Ultra high net worth non-doms have already begun leaving the UK as a result of Labour’s proposed exit tax on the wealthy, according to David Lesperance, managing partner at Lesperance & Associates.
Speaking to FT Adviser, Lesperance discussed how UHNW non-doms were racing for the exit door with many already having left to go to more favourable jurisdictions.
He said: “I have had 27 people leave. They are gone. And I probably have got the same amount who are ready to leave. They are saying, 'okay, let us see what happens on October 30', but they would be ready to leave before April.”
This comes as it was announced that chancellor Rachel Reeves was being urged to introduce CGT exit charges on people when they are leave the UK in the upcoming October Budget.
The idea came from think tank Resolution Foundation which said CGT was “ripe for reform”.
Lesperance believed it was very likely Reeves would be bringing in the tax because she had to fill the fiscal hole of £22bn somehow.
“When clients ask me, 'what do you think the danger zones are?' I say, 'well, IHT, is the ideology versus the practicality issue'. Reeves is thinking, 'do I get rid of the excluded property, protected trust, and bring all that into the IHT net?' Oh, it's juicy, but is it going to cost me more in UHNWs leaving? We will see where she falls on that.
“Pensions, it is juicy but is there going to be too much pushback because it's targeted, particularly at elderly people?

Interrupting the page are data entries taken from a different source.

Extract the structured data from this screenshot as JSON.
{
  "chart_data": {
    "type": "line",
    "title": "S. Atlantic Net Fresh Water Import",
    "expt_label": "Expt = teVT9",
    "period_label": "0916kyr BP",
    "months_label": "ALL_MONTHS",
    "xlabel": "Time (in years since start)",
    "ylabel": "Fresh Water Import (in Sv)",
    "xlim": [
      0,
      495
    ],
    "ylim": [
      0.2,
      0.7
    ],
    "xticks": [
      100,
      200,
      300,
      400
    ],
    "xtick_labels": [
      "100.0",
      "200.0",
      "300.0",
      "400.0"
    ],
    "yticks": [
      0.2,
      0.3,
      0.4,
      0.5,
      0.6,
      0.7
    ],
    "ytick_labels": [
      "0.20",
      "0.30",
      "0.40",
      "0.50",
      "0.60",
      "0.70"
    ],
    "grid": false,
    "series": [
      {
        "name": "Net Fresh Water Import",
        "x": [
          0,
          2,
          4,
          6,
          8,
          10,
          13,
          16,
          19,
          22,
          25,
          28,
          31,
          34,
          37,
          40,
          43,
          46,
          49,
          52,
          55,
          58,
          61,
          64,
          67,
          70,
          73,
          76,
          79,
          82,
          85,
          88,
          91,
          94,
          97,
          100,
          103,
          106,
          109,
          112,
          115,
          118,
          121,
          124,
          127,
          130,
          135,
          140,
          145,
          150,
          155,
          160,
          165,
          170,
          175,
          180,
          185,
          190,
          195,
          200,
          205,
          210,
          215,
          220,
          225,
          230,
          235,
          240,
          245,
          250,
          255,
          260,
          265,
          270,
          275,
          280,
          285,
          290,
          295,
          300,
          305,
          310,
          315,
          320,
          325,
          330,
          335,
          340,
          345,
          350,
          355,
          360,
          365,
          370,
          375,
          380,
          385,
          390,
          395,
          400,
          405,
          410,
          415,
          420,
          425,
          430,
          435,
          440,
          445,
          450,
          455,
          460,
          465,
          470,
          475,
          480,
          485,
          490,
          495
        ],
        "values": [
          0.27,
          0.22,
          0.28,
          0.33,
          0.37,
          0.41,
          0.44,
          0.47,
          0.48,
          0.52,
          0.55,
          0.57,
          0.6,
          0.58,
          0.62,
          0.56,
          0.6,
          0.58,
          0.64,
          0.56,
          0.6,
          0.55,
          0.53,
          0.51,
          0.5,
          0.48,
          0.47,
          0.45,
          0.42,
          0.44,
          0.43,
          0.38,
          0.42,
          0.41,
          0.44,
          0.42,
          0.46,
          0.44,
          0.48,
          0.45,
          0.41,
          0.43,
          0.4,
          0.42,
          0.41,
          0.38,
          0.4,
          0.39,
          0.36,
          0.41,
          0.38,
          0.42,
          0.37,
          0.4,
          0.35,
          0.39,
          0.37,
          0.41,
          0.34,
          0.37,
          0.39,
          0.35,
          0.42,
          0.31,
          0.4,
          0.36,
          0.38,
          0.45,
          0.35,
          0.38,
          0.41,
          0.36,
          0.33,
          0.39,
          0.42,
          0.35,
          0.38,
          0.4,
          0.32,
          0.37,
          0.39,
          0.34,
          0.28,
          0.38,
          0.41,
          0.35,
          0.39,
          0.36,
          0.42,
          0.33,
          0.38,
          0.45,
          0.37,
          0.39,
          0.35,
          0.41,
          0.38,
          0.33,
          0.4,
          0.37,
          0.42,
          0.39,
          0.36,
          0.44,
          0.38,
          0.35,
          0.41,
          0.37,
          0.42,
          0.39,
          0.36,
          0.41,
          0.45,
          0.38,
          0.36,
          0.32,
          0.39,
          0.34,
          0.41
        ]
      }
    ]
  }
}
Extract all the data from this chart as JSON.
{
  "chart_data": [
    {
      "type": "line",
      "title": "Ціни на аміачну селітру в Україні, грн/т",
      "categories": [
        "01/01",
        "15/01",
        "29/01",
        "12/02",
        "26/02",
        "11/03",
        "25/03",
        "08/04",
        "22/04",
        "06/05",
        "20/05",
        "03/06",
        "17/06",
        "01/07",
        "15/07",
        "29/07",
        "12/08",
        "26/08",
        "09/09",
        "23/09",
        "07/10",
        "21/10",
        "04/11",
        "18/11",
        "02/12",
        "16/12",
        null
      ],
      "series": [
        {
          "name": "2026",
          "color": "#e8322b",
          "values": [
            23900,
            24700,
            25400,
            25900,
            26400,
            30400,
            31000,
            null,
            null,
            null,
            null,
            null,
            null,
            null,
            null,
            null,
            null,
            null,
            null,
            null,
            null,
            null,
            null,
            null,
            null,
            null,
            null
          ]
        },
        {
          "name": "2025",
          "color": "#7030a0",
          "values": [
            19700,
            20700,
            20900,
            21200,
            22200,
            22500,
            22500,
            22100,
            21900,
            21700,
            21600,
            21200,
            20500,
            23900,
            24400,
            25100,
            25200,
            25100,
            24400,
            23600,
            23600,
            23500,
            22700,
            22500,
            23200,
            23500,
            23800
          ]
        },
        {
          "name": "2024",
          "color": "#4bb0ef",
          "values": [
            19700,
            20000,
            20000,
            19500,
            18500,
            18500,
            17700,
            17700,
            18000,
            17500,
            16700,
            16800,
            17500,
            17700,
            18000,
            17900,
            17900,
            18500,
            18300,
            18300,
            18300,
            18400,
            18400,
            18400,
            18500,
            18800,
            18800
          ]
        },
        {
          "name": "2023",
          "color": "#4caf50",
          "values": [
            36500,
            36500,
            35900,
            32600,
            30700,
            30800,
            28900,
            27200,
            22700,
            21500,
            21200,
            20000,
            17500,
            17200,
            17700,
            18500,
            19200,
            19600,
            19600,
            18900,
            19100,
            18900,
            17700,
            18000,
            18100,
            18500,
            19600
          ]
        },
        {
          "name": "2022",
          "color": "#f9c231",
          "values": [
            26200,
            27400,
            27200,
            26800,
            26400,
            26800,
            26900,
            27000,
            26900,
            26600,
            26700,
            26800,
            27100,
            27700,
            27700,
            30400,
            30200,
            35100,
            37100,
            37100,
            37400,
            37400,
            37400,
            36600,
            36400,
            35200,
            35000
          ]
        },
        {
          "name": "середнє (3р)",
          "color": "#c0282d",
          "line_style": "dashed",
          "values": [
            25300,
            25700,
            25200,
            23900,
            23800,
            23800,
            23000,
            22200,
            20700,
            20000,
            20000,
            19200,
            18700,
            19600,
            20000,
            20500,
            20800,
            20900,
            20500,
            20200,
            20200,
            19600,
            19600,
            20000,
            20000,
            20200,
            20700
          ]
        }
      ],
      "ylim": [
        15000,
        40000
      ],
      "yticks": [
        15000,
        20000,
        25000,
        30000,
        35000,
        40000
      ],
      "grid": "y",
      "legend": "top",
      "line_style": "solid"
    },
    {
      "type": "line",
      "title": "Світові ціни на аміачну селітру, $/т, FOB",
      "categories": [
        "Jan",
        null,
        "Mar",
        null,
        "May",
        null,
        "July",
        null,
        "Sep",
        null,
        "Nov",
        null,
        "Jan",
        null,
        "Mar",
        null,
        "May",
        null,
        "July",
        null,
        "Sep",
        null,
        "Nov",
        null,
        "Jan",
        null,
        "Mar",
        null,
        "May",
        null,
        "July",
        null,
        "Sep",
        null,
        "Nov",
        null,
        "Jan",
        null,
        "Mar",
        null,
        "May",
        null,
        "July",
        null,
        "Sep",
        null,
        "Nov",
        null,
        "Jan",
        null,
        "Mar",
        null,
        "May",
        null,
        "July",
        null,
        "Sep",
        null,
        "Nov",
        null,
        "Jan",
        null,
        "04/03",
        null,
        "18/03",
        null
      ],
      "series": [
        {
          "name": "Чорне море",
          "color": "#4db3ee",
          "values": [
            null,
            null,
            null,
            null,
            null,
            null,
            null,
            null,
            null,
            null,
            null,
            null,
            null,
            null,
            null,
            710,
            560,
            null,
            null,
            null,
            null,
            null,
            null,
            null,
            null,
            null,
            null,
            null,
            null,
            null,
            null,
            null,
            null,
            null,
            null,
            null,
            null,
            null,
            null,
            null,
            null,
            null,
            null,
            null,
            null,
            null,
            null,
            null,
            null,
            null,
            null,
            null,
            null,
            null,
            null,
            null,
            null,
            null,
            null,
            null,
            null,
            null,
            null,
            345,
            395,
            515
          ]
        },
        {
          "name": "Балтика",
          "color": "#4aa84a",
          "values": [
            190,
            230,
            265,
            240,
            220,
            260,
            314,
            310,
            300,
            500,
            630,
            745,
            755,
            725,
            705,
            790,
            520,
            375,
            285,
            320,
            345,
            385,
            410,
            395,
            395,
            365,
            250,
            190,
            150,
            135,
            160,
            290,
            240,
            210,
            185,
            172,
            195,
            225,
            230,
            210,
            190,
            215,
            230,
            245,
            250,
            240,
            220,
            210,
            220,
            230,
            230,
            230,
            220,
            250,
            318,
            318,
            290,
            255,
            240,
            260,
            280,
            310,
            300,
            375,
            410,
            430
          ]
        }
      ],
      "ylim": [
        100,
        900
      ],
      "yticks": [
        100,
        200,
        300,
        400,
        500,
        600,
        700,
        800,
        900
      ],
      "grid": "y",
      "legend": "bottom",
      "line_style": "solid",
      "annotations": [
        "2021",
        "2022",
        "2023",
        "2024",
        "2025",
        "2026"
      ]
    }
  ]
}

Capital gains increases, carried interest, exit tax on the other hand, that is tempting. Canada, US, Australia, lots of countries have them, and they've kept them. Why? Because they work.
“When I left Canada, for example, I'm the one that had to say, this is the value of my assets. And I could say, my house is worth £10. Well, I was going to get challenged on that. So I have to give a value which I can support, because otherwise I am going to lose it in an audit.
"But if the value of my house goes down next year, that is my problem. That is not the problem of the tax authorities and also Labour supporters are not becoming non-residents, so the exit tax is not affecting my voters,” he explained.
Life Inertia
Lesperance discussed how UHNW non-doms have begun to leave the UK because they have little life inertia.
This is a Newtonian principle that UK taxpayers have a certain amount of life inertia and would only depart if the force of additional taxation is greater than that inertia.
He said: “UHNW foreigners do not need to remain in London to make or maintain their wealth. Future exposure to worldwide UK income and capital gains if the remittance basis is abolished may not be enough to cause them to leave.
"This is because they can arrange their affairs to have minimal income. Furthermore, rather than trigger capital gains by selling assets they can borrow against them to cover living expenses.